QuikAir Airline Service
| IATA | ICAO | Call sign |
| Q9 | - | QuikAir |
- Commenced operations: 2001
- Ceased operations: October 24, 2006
- Fleet size: See Fleet below
- Destinations: Edmonton Fort McMurray Penticton
- Headquarters: Calgary, Alberta, Canada

= QuikAir =

Airline

QuikAir (QuikAir Airline Service) was a small Canadian regional airline based in Calgary, Alberta, serving business travellers. QuikAir ceased its operations on October 24, 2006.

== Code data ==
- IATA Code: Q9

== Services ==
QuikAir was launched in 2001, operating over 25,000 flights between Calgary and Edmonton until its closure in 2006. The airline operated four aircraft dedicated to providing 24 daily flights between Calgary and Edmonton, while also operating flights to Fort McMurray and Penticton, British Columbia. Until 2004, it also operated in Quebec and Ontario. Private charters were also available.

== Fleet ==
As of August 2006, the QuikAir fleet included:

- 2 BAe Jetstream 31
- 2 BAe Jetstream 32

== Failure ==

The demise of QuikAir was caused by several different factors:

The scheduled service into Edmonton was restricted to the International Airport only, under the Access Agreement which prevented scheduled flights from serving the City Center Airport. The International Airport, being located in Leduc and not actually Edmonton (18 km from Edmonton, 36 km from Edmonton's downtown), forced many regular business travellers to find other transportation into the downtown core.

The proposed scheduled service into Penticton was met with resistance by means of a Transport Canada representative. Unsatisfied with the Jetstream's single engine performance, it was decided that, in the event of an engine failure, the aircraft could not make it safely back out of the valley in which Penticton lies. Multiple revisions of approach procedures occurred, each which had to be reviewed and approved.

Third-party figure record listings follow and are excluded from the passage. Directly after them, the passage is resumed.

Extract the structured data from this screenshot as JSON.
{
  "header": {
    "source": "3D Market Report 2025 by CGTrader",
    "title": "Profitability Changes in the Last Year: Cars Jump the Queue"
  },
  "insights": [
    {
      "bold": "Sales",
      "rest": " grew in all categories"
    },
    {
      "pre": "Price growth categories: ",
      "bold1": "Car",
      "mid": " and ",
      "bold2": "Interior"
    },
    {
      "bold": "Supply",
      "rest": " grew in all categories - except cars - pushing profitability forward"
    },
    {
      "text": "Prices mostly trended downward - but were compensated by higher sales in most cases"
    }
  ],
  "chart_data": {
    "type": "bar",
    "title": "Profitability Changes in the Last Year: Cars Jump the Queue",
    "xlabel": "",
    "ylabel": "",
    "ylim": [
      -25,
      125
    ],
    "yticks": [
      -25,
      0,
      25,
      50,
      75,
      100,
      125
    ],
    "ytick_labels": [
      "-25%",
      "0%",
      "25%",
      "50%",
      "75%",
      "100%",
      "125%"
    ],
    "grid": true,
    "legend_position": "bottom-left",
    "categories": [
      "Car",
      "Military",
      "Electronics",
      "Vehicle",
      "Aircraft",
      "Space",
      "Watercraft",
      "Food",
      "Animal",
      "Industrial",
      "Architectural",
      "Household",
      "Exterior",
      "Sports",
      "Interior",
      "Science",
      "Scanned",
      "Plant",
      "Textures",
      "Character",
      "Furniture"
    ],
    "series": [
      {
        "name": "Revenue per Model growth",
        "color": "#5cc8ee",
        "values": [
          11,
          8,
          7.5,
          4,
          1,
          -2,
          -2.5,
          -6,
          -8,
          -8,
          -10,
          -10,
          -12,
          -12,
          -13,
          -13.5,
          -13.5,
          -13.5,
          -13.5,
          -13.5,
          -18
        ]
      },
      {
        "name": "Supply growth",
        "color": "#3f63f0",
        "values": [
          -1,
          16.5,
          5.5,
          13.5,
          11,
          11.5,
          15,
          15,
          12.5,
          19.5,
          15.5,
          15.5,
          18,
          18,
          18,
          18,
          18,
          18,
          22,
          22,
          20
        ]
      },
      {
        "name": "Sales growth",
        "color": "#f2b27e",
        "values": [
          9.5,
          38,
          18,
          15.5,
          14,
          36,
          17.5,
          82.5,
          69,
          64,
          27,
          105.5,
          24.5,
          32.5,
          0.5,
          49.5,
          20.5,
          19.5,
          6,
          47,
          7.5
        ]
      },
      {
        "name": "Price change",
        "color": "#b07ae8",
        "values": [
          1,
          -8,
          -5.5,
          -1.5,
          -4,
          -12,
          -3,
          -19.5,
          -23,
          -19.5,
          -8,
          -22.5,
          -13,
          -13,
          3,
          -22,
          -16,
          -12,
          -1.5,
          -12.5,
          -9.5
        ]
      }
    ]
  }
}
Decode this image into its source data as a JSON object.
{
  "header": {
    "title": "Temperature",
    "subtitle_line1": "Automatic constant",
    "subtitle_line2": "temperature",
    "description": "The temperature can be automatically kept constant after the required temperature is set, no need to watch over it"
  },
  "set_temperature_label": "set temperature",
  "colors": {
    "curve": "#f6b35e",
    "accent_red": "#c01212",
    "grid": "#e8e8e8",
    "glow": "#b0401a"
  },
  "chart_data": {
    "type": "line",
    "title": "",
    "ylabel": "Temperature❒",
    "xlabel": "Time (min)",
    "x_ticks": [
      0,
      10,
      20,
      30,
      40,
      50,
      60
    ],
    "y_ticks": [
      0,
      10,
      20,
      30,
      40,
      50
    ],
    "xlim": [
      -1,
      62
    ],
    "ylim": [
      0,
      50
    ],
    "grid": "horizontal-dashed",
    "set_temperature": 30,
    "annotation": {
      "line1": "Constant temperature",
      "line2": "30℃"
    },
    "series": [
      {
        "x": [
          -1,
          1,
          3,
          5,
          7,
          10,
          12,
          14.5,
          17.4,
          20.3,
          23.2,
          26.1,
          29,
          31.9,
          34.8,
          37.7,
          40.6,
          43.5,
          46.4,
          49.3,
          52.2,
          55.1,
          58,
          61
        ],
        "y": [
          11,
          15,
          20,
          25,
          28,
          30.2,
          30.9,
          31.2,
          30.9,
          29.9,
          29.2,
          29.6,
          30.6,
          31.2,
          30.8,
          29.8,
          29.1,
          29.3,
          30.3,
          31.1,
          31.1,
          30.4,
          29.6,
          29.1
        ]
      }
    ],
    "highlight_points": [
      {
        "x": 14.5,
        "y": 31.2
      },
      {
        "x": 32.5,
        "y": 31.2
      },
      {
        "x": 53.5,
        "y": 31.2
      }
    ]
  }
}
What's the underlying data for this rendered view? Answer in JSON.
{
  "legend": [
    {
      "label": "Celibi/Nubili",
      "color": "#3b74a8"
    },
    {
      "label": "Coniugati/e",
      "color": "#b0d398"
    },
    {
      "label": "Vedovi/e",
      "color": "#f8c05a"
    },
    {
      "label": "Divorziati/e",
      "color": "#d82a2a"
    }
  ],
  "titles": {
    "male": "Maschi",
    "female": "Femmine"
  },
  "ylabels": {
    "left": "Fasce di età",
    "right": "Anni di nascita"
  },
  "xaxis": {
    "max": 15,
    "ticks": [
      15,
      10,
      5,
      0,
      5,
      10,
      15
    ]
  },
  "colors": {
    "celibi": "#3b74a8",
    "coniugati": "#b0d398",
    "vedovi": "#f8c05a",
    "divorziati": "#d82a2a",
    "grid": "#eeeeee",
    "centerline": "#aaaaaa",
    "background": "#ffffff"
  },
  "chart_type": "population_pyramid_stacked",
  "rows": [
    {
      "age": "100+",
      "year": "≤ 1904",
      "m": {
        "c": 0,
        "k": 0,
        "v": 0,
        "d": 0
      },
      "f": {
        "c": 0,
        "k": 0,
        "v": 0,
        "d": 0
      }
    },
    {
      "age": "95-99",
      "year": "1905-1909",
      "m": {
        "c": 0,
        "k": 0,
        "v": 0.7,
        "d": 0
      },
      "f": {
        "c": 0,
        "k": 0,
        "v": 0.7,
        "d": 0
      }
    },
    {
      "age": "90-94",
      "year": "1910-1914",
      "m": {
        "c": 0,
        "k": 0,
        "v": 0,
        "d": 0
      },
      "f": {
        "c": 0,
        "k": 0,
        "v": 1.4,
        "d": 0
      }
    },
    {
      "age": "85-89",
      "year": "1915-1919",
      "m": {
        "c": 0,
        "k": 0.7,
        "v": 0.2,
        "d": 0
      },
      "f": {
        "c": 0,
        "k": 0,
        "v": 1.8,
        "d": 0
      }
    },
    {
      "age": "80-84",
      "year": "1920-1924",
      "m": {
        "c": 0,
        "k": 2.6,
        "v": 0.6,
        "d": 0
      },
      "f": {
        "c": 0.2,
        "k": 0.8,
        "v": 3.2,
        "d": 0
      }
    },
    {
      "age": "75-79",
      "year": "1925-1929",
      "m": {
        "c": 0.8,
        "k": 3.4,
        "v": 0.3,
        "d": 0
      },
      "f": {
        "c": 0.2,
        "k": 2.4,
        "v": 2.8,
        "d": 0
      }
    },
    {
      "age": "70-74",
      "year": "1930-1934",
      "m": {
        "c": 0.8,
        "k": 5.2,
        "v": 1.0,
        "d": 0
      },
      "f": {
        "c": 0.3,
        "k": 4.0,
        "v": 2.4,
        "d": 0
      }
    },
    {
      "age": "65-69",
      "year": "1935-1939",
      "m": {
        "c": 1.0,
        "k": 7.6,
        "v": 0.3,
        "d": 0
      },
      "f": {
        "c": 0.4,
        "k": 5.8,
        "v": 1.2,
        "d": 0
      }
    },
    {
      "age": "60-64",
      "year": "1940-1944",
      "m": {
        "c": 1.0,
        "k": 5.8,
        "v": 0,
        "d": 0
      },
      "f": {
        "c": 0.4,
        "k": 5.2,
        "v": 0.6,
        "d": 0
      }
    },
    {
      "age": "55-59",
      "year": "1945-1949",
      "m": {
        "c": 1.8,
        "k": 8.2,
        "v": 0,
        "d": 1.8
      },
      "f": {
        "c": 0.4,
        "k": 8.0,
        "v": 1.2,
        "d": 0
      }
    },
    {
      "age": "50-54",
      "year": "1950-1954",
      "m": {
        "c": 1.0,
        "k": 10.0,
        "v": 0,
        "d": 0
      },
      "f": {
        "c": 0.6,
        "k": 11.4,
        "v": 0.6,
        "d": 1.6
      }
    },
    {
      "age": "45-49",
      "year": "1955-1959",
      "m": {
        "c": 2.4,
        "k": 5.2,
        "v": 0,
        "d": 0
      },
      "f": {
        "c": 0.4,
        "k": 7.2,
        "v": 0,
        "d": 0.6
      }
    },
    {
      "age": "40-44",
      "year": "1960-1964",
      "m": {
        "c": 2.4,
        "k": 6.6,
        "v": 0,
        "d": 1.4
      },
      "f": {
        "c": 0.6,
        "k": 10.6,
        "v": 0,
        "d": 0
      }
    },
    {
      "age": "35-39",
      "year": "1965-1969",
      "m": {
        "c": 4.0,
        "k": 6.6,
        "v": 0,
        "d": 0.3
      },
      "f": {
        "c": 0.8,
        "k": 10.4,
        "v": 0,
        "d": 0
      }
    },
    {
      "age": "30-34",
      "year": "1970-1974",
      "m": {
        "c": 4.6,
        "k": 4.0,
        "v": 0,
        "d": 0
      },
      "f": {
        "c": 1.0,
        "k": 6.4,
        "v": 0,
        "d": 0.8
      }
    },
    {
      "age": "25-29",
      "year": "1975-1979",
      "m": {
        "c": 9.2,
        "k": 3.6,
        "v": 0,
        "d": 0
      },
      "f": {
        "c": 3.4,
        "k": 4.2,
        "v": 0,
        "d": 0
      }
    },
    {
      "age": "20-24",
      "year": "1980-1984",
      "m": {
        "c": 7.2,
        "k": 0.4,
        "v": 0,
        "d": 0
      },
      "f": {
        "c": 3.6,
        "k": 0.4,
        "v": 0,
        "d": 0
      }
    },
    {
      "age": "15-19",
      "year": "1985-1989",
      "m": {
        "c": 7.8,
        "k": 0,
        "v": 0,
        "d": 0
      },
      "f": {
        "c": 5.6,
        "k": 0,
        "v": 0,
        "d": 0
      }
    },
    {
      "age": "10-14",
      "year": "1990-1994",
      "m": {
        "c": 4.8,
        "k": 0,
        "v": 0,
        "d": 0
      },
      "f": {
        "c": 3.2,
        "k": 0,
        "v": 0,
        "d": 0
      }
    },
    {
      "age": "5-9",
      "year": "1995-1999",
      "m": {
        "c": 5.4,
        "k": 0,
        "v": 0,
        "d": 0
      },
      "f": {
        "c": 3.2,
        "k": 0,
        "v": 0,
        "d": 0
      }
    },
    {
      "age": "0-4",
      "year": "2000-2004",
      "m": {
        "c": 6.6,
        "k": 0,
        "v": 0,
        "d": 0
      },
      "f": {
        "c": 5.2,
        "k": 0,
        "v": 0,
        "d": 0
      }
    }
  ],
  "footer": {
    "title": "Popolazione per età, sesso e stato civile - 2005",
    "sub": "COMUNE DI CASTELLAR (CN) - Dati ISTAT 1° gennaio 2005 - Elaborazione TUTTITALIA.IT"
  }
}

As the Penticton route debuted with much fanfare, many flights were pre-sold to customers. Not wanting to lose their customer base, QuikAir chartered several different airlines to carry their passengers for the scheduled flights while the approach procedures were being worked out. Often there were communication problems between QuikAir, these contracted airlines, and the passengers, which led to customer dissatisfaction.

QuikAir ceased operations as of October 24, 2006, leaving many passengers making new arrangements and fighting for their refunds, and several employees without their last weeks of wages. Bankruptcy was declared November 16, 2007.

The Calgary-Edmonton corridor routes were picked up by Peace Air, which also ran scheduled flights to Fort McMurray.